Routing and Traffic Flow Design
Subnet design directly controls routing behaviour.
Each subnet should answer questions such as:
- Does traffic require inspection?
- Should outbound traffic go via Azure Firewall or directly to the internet?
- Is forced tunnelling required?
- Does east–west traffic need to be controlled?
If routing behaviour differs, the subnets should be separate.
User Defined Routes (UDRs) should be applied per subnet, not globally, to maintain clarity and control.
Hybrid Connectivity and DNS Awareness
AZ-700 assumes hybrid connectivity by default.
Subnet design must account for:
- On-prem IP overlap avoidance
- Private Endpoint traffic flows
- DNS resolution paths
Azure’s internal DNS (168.63.129.16) plays a key role in name resolution, and many hybrid issues trace back to subnet design decisions rather than DNS configuration itself.
Planning Private Endpoint subnets early avoids painful rework later.
Isolation and Blast Radius Control
Subnets are one of your main tools for limiting impact.
Good design helps:
- Prevent lateral movement
- Contain failures
- Apply least-privilege networking
Common patterns include:
- Separate VNets for production and non-production
- Isolated subnets for internet-facing workloads
- Dedicated subnets for sensitive services
This isn’t over-engineering, it’s risk management.
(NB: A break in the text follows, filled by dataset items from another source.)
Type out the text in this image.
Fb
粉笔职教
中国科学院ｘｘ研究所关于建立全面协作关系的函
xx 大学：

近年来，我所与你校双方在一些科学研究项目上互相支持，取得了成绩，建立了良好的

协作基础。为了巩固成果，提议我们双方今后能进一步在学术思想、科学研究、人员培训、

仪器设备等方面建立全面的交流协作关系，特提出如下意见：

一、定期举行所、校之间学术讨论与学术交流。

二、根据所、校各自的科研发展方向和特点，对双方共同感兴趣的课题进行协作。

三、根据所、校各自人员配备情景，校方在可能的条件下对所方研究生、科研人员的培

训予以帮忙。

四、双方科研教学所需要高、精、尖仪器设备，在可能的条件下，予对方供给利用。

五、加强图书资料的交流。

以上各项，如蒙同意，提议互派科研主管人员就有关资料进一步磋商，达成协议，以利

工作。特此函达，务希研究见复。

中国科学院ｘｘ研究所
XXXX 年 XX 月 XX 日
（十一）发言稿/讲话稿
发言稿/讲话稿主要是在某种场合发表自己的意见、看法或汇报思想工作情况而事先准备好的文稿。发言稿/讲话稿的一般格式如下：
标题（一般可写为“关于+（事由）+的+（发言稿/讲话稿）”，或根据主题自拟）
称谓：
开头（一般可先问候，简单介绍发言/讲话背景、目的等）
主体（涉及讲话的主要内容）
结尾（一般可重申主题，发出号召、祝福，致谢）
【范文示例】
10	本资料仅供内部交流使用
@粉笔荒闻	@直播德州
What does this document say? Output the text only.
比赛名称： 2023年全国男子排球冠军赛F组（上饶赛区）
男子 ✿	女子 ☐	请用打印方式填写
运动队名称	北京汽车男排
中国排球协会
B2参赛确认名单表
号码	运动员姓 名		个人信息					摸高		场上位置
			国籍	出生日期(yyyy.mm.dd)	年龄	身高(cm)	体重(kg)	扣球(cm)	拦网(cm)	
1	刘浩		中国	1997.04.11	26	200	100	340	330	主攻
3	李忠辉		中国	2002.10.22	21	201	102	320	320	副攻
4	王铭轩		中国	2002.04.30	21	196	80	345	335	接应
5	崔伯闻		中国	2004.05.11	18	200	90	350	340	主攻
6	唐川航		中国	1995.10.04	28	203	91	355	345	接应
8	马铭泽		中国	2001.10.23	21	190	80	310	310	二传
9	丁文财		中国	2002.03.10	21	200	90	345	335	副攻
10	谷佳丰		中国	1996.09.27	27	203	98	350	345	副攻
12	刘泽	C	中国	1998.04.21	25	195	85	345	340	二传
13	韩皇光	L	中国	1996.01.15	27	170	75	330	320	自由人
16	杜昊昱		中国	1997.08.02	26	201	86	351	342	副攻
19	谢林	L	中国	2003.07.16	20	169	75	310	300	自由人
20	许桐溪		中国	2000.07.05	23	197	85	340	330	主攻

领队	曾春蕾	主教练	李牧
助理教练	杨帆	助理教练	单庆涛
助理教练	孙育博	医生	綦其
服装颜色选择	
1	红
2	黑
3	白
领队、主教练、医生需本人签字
Naming, Governance, and Automation
Subnet naming should be:
- Predictable
- Role-based
- Environment-aware
For example:
snet-app-prod-uks-01
snet-shared-prod-uks-01
snet-fw-prod-uks-01
Good naming enables:
- Policy enforcement
- Terraform automation
- Operational clarity at scale
Subnet design should always be infrastructure-as-code first, not portal-driven.